Quite correct. And it's not only homely, it's unAmerican. How can the world economy keep running smoothly if an entire female profession refuses to do its duty and keep buying new makeup, shoes, clothes, and hair products?

Sgt M said...

I can never understand why Librarians are so obsessed about their image and their perceptions within society.

There are stereotypes out there for every profession ie Lawyers, Accountants, IT professionals, Butchers, Academics, blah blah blah

None of them seem to care, so why should librarians?

And if I see another presentation on the representation of Librarians in popular culture at another Library conference I'll SCREAM!!!!!!

analoggirl said...

"Every stereotype has a grain of truth in it. Librarians *are* homely. If they weren't, they'd be doing something more lucrative and productive, like modeling or the nightly news."

I was a model before I was a librarian. Some people break a lot of sterotypes you narrow-minded douche bag!

j- said...

*I was a model before I was a librarian.

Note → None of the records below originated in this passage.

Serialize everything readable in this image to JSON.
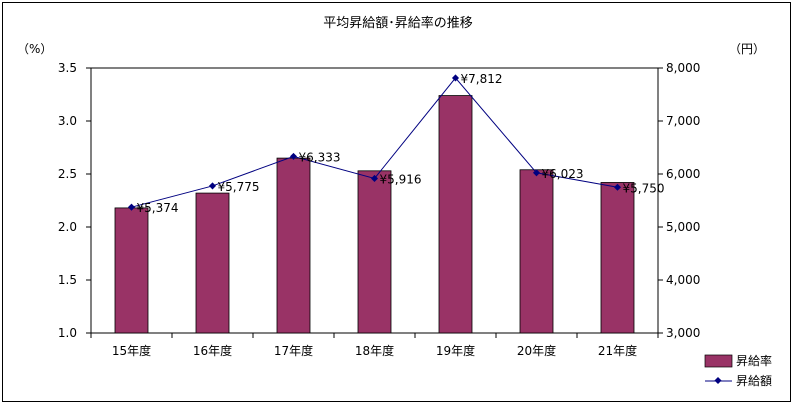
{
  "chart_data": {
    "type": "bar",
    "title": "平均昇給額･昇給率の推移",
    "left_unit": "（%）",
    "right_unit": "（円）",
    "categories": [
      "15年度",
      "16年度",
      "17年度",
      "18年度",
      "19年度",
      "20年度",
      "21年度"
    ],
    "left_axis": {
      "min": 1.0,
      "max": 3.5,
      "ticks": [
        "1.0",
        "1.5",
        "2.0",
        "2.5",
        "3.0",
        "3.5"
      ]
    },
    "right_axis": {
      "min": 3000,
      "max": 8000,
      "ticks": [
        "3,000",
        "4,000",
        "5,000",
        "6,000",
        "7,000",
        "8,000"
      ]
    },
    "series": [
      {
        "name": "昇給率",
        "kind": "bar",
        "axis": "left",
        "color": "#993366",
        "values": [
          2.18,
          2.32,
          2.65,
          2.53,
          3.24,
          2.54,
          2.42
        ]
      },
      {
        "name": "昇給額",
        "kind": "line",
        "axis": "right",
        "color": "#000080",
        "values": [
          5374,
          5775,
          6333,
          5916,
          7812,
          6023,
          5750
        ],
        "labels": [
          "¥5,374",
          "¥5,775",
          "¥6,333",
          "¥5,916",
          "¥7,812",
          "¥6,023",
          "¥5,750"
        ]
      }
    ],
    "legend_position": "bottom-right",
    "grid": false
  }
}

Some people break a lot of sterotypes you narrow-minded douche bag!*

As has been thoroughly discussed here--many people failed at their first career before limping on over to library school, so don't feel bad.

[ducks]

AL said...

That's just mean. Funny, but mean.

Anonymous said...

As Bob Ryan makes clear in his blog
http://tinyurl.com/2fuvkf
(and as should be obvious), this was a dig at Brady, NOT at librarians.

Brady dates actresses and models, as the endless articles and photos we're subjected to make clear. And not many women look like Gisele Bundchen, never mind librarians.

Kimbre said...

Late at night relaxing, fiddling about, bobbing into blogs and once again traveling to silliness. We look like everyone else. Some of us, like me, are slender and love to participate in sports. I was a beauty pagent winner, and am still young and fit at age 46. I take care with style but am not to extremes. If you want to talk about chunky ladies, well what about society as a whole?

Some of us did just fine at our first career before launching a second. Who cares the idiots say?

Kimbre

ExLibrarianConsideringGoingBack said...

Best. Blog. Ever.

Anonymous said...

Hillary Clinton started to go downhill when she cut off her attractive long hair and replaced it with a 1955 librarian special -or perhaps a 2008 librarian special.
I've seen some very beautiful women who are librarians, but I've seen a lot more who have buried their natural beauty by trying to look like "information scientists," business executives or administrator wannabes. Yuck.